July 16, 2004: This corn float (?) appeared multiple years in the Corn Carnival parade, including Gladbrook’s 125th anniversary in 2005.
Gladbrook’s Corn Carnival is being held for the 100th time this weekend.
Director O’Connor has received word that the Grundy Center band has been selected for the Gladbrook Corn Carnival which will be held in Gladbrook Sept. 30th and Oct. 1st, two weeks from yesterday and today.
— Grundy Republican, September 17, 1914
Corn Carnival to be held at Gladbrook
TRAER, Sept. 24 — Gladbrook’s annual corn carnival comes next Monday and Tuesday. The business men of Gladbrook have raised $1,000 to finance the enterprise.
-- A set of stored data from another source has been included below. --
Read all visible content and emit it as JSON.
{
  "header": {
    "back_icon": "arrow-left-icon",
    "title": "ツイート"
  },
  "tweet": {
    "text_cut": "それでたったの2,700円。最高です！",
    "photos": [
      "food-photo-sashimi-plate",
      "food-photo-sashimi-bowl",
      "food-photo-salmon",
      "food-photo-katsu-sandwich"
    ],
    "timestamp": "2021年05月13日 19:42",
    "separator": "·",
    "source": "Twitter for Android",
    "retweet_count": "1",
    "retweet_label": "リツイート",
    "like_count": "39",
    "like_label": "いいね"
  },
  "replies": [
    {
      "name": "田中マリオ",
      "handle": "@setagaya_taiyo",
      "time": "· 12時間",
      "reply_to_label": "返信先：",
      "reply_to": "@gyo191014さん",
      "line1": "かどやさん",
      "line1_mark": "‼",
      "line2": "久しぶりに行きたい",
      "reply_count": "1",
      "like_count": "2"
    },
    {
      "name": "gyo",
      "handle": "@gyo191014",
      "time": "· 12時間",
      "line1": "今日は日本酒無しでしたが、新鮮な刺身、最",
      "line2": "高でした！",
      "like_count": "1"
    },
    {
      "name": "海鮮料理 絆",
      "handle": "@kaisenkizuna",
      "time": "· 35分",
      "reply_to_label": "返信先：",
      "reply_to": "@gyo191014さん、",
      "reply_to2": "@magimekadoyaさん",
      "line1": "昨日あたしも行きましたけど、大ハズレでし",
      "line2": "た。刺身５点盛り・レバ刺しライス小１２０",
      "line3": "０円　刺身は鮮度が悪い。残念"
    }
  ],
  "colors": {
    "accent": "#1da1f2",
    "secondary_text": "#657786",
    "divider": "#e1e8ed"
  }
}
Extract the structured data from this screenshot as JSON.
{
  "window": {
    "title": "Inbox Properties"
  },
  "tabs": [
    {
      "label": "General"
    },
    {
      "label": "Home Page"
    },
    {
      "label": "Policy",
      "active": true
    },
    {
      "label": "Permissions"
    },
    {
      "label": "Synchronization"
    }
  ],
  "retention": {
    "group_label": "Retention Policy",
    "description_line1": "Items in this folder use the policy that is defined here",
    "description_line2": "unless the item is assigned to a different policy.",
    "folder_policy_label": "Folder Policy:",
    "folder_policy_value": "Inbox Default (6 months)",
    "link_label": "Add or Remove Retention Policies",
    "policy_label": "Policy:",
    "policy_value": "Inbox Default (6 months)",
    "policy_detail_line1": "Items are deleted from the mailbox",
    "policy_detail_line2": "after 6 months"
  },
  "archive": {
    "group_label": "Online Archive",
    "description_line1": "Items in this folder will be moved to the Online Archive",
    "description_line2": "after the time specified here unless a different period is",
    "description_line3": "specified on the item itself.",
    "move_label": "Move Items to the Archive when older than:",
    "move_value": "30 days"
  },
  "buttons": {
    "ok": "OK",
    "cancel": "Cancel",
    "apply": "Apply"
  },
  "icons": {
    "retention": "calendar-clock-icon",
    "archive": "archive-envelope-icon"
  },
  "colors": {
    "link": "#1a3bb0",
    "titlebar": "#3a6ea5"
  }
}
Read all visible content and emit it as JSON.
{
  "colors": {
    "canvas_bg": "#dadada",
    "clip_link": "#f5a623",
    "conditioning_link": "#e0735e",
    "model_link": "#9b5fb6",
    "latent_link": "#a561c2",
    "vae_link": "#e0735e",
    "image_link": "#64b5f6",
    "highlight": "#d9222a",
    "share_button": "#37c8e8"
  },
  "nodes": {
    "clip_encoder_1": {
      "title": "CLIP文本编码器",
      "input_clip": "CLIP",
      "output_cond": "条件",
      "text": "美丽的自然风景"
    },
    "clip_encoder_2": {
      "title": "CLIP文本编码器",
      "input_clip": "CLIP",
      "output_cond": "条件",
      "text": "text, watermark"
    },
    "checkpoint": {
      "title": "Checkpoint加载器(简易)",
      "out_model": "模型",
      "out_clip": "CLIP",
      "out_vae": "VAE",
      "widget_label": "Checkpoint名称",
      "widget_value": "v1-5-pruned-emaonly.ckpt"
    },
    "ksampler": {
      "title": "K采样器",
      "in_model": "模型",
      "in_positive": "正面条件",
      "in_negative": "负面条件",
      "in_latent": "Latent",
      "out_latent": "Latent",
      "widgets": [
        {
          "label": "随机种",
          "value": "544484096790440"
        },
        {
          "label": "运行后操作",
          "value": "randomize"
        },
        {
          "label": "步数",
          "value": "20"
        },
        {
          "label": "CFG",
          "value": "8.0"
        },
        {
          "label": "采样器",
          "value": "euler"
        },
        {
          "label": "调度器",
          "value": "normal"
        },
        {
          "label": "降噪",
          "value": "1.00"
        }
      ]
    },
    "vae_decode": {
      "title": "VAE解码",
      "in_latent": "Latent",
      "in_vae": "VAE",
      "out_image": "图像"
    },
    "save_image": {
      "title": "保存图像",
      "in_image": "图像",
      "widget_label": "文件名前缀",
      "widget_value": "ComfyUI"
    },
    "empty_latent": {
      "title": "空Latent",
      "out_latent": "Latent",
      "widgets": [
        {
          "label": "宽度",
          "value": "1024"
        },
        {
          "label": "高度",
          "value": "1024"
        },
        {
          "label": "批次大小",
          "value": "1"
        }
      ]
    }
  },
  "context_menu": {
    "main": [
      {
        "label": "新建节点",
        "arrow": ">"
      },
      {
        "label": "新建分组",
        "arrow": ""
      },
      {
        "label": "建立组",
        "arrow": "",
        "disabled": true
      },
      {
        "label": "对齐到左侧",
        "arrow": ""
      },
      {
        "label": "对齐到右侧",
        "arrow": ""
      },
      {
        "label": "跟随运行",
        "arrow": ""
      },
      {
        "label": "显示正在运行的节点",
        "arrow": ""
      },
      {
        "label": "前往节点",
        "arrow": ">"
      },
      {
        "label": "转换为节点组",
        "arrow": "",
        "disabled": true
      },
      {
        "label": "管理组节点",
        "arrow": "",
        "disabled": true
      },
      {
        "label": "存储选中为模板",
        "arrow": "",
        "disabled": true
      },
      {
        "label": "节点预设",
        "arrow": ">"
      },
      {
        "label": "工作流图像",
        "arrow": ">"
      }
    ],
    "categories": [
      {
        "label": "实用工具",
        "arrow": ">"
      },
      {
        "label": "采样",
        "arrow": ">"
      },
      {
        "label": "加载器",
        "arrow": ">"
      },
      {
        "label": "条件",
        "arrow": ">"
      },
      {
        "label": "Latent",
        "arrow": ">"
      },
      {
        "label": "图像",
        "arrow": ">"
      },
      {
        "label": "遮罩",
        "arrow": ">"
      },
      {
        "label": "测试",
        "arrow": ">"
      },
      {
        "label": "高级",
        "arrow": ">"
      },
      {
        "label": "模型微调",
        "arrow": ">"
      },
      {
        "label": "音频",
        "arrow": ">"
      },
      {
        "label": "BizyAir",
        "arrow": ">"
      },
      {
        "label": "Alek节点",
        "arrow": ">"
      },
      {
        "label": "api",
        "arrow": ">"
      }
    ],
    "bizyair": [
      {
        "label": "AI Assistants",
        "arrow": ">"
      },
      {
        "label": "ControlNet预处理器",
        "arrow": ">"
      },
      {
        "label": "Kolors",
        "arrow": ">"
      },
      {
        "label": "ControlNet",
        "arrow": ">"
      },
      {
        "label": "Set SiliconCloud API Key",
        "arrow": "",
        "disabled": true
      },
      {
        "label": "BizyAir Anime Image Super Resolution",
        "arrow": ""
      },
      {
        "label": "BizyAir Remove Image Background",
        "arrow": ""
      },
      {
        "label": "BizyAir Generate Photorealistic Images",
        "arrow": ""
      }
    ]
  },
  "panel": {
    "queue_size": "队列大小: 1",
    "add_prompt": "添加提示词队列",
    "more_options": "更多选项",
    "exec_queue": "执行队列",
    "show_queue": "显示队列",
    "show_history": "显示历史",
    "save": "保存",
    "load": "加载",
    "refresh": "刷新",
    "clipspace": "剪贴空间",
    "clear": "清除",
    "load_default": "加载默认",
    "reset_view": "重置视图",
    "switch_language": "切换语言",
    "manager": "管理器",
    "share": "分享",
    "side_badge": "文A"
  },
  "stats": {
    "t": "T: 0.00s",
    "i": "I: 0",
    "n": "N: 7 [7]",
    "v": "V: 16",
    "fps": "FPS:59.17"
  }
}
— Cedar Rapids Evening Gazette, September 24, 1920
Those clips are over 100 years old, but the answer to this discrepancy is in the 1987 Tama County History book: “The Corn Carnival was first held in 1913, discontinued for two years during WWI, and after being revived was again discontinued in the late 1920s.” The first reappearance of Corn Carnival in both the Traer Star-Clipper and Marshalltown Times-Republican (the nearest papers available online) is 1933, when it was held August 23-24 “until everyone is tired and ready for bed on Thursday night” (TSC, 8/4/33).
The Mesquakie Powwow started in 1915. The Star-Clipper in 1916 said “So great was the success of the second powwow that it is to be made an annual event.” The 2021 powwow was billed as the 106th following the 105th in 2019, the gap being for the obvious reason. So Corn Carnival is “one of the oldest town celebrations in Central Iowa” (T-R, 8/11/52), but the powwow has more occurrences.
Corn Carnival has moved up the calendar in the past century, going from the end of September to mid-August to mid-July to its present spot in the third weekend of June (which, unfortunately, is too early to have Iowa corn at the event).
One of the bragging points of the festival is that the Friday night parade has never been rained out. There have been some very close calls, including in 1952, when “Friday afternoon’s heavy shower halted long enough for the Tama County town to hold its parade at 6:30 p.m. before a sizable crowd that crowded into the two-block-long Main Street.” (T-R, 8/16/52) Then as now, the parade will be at 6:30 on Friday night.
The parade, but nothing else, happened in 2020, and it is treated as the event’s continuation. My blog post about the festival being cancelled that year has been amended.